Update: On July 27, 2015, the court denied the government’s motion to dismiss, finding four separate ground on which the dually eligible plaintiffs have standing. (Compare Hull, above, in which the court rejected similar standing arguments.) The court also found that it had subject matter jurisdiction and that plaintiffs had stated a claim on which relief could be granted. The plaintiffs’ motion for certification of a regional class is fully briefed and set for oral argument in Rutland, Vermont on September 21, 2015.

  • Lodge v. Burwell (Extreme Dental) 3:15-CV-390 (D. Conn., filed 3/17/2015).

This appeal filed in federal court, District of Connecticut, presents an opportunity for the court to review whether surgical treatment to a Medicare beneficiary’s teeth damaged by radiation therapy to the head and neck was 1) properly characterized by an Administrative Law Judge as a covered physician service medically reasonable and necessary as a part of an overall plan of care for cancer or 2) improperly characterized by the government contractor as excluded dental services.  These competing interpretations depend upon how the specific treatment is characterized.

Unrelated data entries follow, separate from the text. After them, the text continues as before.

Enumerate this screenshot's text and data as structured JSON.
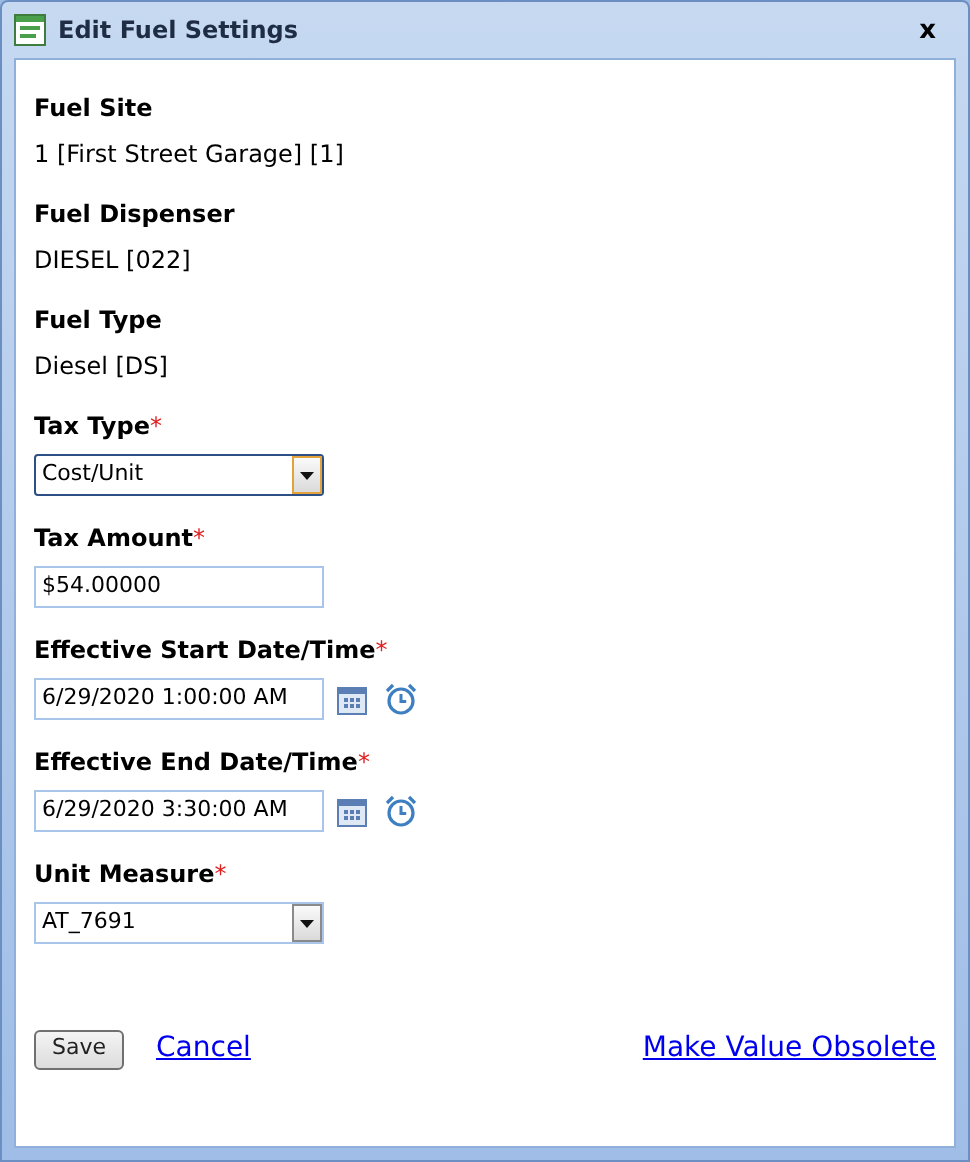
{
  "window": {
    "title": "Edit Fuel Settings",
    "close": "x"
  },
  "fields": [
    {
      "kind": "info",
      "label": "Fuel Site",
      "value": "1 [First Street Garage] [1]"
    },
    {
      "kind": "info",
      "label": "Fuel Dispenser",
      "value": "DIESEL [022]"
    },
    {
      "kind": "info",
      "label": "Fuel Type",
      "value": "Diesel [DS]"
    },
    {
      "kind": "select",
      "label": "Tax Type",
      "marker": "*",
      "value": "Cost/Unit",
      "focused": true
    },
    {
      "kind": "text",
      "label": "Tax Amount",
      "marker": "*",
      "value": "$54.00000"
    },
    {
      "kind": "datetime",
      "label": "Effective Start Date/Time",
      "marker": "*",
      "value": "6/29/2020 1:00:00 AM"
    },
    {
      "kind": "datetime",
      "label": "Effective End Date/Time",
      "marker": "*",
      "value": "6/29/2020 3:30:00 AM"
    },
    {
      "kind": "select",
      "label": "Unit Measure",
      "marker": "*",
      "value": "AT_7691",
      "focused": false
    }
  ],
  "actions": {
    "save": "Save",
    "cancel": "Cancel",
    "obsolete": "Make Value Obsolete"
  }
}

Update: The plaintiff amended the Complaint on June 30, 2015 to add a claim under the Administrative Procedure Act (APA), stating that in 1974 the agency removed the word “routine” from the description of excluded dental services without following proper notice-and-comment procedure.   On August 13, 2015, the government answered the Complaint and attempted to file a motion to dismiss the APA claim as time-barred. The court quickly denied the government’s motion without prejudice to renew because a procedural pre-filing rule had not been followed.  The government is expected to refile its motion to dismiss after a conference is held with the court.